2) I had also developed a recency bias - simply put, the poor relative performance the last few months (where no meaningful trend had developed, and led to a run of losses) had made me wary of entering the market too soon, rather than blindly follow the signals. This was not helped after I got hit with a run of losses in March, when I received a short signals on the indices (just prior to the Japanese Tsunami) and plunged into too many positions, too quickly. The sharp rebound resulted in a number of losses, as can be seen on the trades log.

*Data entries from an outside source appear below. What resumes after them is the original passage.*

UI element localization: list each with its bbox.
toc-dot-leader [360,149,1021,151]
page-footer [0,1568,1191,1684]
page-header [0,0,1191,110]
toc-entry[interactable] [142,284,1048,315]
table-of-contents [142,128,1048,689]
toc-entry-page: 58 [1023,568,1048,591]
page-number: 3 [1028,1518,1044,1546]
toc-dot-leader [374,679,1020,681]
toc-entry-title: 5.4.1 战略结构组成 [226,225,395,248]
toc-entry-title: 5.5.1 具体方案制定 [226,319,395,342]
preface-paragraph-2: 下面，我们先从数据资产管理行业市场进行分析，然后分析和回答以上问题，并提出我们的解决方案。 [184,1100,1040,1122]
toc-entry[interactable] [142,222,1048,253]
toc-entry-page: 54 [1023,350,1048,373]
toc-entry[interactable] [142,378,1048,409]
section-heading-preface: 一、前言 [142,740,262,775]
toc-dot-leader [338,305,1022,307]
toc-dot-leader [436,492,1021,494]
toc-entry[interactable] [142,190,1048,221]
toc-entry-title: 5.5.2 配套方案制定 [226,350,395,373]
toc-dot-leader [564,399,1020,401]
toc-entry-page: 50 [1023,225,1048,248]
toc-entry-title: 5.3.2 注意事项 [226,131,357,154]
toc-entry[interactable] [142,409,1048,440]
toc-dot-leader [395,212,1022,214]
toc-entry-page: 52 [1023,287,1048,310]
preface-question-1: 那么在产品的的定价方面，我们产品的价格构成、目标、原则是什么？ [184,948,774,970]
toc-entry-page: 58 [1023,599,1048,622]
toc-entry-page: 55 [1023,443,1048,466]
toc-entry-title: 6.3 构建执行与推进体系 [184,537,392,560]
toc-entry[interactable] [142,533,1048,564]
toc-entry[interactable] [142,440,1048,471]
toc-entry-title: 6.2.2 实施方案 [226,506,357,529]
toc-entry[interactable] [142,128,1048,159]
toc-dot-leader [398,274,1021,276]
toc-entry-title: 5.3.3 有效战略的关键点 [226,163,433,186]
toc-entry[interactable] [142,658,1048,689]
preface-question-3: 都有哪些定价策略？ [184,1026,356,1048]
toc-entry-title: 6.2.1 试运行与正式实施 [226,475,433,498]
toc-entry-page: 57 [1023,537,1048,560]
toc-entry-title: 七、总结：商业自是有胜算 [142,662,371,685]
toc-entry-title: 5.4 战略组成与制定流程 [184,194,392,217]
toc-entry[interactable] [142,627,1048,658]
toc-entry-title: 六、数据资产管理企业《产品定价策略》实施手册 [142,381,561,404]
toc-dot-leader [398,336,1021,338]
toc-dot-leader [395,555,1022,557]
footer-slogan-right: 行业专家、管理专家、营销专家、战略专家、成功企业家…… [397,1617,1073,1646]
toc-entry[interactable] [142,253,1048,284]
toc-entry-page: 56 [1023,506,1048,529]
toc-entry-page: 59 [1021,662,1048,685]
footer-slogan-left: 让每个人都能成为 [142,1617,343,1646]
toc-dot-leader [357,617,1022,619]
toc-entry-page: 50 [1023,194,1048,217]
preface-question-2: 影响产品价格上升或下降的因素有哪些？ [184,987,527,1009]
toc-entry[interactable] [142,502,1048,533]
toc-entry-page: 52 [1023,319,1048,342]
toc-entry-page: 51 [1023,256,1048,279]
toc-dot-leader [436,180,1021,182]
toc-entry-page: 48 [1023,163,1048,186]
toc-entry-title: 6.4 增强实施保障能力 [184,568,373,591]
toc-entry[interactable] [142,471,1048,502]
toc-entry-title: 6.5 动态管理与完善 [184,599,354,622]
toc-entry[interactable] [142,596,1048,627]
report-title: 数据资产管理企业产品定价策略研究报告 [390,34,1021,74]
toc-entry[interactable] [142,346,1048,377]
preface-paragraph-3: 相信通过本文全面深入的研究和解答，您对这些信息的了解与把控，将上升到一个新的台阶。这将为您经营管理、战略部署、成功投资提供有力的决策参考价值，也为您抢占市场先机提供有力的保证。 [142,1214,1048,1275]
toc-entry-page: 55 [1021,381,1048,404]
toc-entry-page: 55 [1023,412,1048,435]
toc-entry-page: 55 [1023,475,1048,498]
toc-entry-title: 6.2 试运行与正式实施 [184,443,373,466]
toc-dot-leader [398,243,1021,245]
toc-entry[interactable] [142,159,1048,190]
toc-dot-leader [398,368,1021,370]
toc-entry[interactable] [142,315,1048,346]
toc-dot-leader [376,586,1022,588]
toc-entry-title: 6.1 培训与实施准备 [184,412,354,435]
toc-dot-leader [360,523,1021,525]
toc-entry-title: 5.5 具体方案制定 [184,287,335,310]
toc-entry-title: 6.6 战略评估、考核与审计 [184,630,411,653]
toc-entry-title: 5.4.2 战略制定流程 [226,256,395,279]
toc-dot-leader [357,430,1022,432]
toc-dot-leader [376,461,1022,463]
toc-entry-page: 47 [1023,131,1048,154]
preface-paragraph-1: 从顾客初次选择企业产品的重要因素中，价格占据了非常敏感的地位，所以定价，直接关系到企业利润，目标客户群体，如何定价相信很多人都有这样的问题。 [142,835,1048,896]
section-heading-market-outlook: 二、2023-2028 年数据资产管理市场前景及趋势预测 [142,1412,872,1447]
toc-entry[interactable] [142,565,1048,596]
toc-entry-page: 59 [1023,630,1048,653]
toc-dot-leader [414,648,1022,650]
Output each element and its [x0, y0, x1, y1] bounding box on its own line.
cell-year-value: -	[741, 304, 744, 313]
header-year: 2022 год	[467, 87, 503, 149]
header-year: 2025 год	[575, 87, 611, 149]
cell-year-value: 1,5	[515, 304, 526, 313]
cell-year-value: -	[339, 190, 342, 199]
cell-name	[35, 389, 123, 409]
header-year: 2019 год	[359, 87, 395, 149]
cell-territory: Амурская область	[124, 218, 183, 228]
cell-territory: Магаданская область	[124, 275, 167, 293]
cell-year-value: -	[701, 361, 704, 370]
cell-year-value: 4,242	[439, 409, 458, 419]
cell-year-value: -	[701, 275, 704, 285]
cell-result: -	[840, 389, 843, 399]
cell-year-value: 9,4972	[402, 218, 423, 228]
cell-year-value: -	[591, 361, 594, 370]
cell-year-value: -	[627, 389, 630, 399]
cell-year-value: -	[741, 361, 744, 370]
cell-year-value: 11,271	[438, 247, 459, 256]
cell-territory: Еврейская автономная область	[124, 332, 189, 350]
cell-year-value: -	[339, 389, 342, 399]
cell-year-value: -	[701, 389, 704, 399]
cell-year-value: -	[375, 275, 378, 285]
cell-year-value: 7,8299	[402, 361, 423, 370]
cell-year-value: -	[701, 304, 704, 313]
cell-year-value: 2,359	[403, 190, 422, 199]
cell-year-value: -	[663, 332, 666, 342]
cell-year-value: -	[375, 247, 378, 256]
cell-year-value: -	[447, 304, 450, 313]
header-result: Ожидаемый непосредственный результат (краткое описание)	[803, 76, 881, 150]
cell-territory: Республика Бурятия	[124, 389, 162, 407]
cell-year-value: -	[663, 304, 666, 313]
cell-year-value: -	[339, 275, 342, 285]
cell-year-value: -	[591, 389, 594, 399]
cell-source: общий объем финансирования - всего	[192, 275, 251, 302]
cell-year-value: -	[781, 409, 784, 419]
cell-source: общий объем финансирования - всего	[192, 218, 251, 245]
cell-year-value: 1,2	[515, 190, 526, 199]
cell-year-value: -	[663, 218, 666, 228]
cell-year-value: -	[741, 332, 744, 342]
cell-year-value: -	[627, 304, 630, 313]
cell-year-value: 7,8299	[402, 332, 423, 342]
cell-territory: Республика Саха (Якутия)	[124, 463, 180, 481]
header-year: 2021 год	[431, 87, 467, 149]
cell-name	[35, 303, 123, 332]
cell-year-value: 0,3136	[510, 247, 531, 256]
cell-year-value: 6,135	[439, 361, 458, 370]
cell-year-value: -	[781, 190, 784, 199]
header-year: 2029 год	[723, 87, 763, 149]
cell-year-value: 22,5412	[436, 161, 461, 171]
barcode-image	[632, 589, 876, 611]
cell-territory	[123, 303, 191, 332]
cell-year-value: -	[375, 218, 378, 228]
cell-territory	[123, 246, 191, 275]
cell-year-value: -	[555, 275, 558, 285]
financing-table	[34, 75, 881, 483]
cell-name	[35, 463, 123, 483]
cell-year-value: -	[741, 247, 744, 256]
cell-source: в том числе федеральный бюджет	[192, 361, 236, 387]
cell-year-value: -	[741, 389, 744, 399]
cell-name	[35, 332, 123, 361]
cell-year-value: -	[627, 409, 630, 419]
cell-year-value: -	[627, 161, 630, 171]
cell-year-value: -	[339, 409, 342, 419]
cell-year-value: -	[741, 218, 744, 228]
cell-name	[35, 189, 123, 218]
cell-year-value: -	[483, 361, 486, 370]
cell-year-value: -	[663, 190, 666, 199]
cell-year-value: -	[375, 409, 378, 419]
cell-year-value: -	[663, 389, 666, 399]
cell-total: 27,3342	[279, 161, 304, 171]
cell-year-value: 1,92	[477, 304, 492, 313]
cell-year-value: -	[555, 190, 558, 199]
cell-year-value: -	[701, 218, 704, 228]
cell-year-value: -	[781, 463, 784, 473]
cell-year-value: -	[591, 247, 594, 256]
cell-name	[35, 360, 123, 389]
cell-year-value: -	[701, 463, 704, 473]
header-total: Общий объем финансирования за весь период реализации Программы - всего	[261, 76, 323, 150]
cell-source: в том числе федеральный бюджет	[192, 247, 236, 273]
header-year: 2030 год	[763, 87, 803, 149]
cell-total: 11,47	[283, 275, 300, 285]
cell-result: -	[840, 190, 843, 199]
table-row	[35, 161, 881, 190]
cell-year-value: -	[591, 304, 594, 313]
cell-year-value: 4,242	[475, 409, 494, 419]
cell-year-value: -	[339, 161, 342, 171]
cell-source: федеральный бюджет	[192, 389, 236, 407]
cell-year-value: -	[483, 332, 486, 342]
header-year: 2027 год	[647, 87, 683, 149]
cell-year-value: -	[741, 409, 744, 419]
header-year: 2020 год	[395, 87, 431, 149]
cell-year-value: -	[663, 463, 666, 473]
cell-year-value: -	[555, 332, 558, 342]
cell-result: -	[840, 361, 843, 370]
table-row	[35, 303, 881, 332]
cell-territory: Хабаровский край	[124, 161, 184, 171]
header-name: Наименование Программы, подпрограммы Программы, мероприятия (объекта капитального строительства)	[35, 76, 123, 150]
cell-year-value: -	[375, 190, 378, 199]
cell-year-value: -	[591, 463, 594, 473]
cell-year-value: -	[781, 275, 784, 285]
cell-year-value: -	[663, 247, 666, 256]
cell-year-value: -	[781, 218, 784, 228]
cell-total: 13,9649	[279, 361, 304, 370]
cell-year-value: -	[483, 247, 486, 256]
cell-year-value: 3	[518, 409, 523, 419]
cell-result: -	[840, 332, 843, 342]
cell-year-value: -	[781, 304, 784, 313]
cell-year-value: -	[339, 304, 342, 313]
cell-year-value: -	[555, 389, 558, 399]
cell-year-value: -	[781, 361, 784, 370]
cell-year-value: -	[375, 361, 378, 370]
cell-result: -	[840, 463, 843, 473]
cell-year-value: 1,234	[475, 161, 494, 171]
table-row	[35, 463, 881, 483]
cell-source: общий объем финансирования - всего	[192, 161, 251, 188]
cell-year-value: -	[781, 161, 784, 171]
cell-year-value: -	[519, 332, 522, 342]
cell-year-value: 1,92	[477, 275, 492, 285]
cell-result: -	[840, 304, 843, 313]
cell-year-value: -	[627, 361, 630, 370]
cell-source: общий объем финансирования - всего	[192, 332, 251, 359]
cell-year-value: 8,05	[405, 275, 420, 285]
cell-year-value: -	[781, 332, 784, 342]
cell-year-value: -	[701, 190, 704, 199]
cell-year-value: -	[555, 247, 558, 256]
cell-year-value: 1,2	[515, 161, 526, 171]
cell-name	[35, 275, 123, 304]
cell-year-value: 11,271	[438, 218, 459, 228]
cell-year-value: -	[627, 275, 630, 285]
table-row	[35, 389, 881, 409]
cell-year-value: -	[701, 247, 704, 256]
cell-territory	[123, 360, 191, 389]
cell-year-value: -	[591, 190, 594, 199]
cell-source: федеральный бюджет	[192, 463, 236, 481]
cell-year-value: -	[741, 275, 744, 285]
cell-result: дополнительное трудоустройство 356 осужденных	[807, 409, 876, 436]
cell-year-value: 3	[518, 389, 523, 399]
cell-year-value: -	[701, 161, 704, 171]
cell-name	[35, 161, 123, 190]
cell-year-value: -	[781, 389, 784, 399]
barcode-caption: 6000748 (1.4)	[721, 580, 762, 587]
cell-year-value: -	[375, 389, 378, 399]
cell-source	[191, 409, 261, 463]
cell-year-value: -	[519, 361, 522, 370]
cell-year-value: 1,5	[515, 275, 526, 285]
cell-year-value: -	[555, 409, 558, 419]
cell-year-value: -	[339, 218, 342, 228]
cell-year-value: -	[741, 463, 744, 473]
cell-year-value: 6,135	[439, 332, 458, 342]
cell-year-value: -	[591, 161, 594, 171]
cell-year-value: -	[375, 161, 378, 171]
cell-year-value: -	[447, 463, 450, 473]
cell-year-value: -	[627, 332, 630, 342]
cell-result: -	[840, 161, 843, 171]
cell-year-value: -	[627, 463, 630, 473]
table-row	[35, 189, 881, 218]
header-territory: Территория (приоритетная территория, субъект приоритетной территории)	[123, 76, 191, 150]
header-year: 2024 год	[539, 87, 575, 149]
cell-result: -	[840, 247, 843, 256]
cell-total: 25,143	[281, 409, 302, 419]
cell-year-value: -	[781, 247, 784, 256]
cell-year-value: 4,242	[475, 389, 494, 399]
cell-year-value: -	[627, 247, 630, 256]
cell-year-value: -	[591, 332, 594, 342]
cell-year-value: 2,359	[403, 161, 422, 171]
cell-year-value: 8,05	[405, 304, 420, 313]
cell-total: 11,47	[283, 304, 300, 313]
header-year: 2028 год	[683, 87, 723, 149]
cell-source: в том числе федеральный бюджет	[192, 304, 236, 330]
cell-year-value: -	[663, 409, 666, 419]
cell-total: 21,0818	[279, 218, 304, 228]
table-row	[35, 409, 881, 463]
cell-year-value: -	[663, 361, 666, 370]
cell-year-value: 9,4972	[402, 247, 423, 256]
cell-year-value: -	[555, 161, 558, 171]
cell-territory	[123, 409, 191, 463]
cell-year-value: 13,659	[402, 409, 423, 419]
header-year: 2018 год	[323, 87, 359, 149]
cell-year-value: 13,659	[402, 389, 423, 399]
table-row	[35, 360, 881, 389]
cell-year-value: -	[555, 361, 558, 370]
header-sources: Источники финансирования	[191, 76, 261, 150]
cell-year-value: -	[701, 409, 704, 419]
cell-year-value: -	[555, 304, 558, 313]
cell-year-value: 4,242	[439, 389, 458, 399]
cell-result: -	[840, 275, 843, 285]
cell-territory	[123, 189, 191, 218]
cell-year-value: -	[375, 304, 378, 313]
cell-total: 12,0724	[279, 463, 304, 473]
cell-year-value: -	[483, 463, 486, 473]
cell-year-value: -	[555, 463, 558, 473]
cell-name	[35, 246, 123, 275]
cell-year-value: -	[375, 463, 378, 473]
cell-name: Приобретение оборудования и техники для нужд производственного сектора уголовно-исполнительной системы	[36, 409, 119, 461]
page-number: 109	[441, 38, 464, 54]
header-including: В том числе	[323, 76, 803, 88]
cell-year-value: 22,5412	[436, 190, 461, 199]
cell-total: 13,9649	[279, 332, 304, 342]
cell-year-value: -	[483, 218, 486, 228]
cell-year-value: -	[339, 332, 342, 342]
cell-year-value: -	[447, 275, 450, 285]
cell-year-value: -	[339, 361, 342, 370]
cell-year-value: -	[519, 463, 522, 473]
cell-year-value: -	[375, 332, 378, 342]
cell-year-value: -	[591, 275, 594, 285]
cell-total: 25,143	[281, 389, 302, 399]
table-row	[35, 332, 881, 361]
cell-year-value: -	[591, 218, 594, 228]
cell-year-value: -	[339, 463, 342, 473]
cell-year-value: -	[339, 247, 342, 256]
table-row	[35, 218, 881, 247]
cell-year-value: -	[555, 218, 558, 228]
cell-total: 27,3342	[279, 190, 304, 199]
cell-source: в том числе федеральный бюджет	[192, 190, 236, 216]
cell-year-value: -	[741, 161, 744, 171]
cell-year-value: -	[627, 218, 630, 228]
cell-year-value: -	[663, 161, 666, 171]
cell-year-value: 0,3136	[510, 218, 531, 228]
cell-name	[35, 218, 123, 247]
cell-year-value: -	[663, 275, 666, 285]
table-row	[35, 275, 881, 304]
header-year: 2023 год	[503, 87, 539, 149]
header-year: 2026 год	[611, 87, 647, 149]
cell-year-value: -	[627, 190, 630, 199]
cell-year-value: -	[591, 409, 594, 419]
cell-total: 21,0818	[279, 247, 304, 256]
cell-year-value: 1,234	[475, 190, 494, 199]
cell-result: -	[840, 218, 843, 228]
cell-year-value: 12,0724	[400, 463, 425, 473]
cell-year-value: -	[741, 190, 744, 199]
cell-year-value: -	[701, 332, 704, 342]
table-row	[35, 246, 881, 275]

William Eckhardt (Richard Dennis' right hand man) stated in his Market Wizards interview that he had run two parallel accounts following the same basic signals etc - the only difference was that, on his own account, he overrode some of the signals, exited some positions early etc. The other account, which he ran for an associate, simply followed the internal logic of the basic system. The result?

"Although the performance in my account was good, the account trading entirely on the mechanical system definitely did better. I had known that a good system would outperform me in a windfall year, but I thought I could outperform the system in a mediocre year...this experience indicated otherwise".

The moral of the story is clear - if you have taken the time to develop a historically profitable system, second guess the signals it generates at your peril!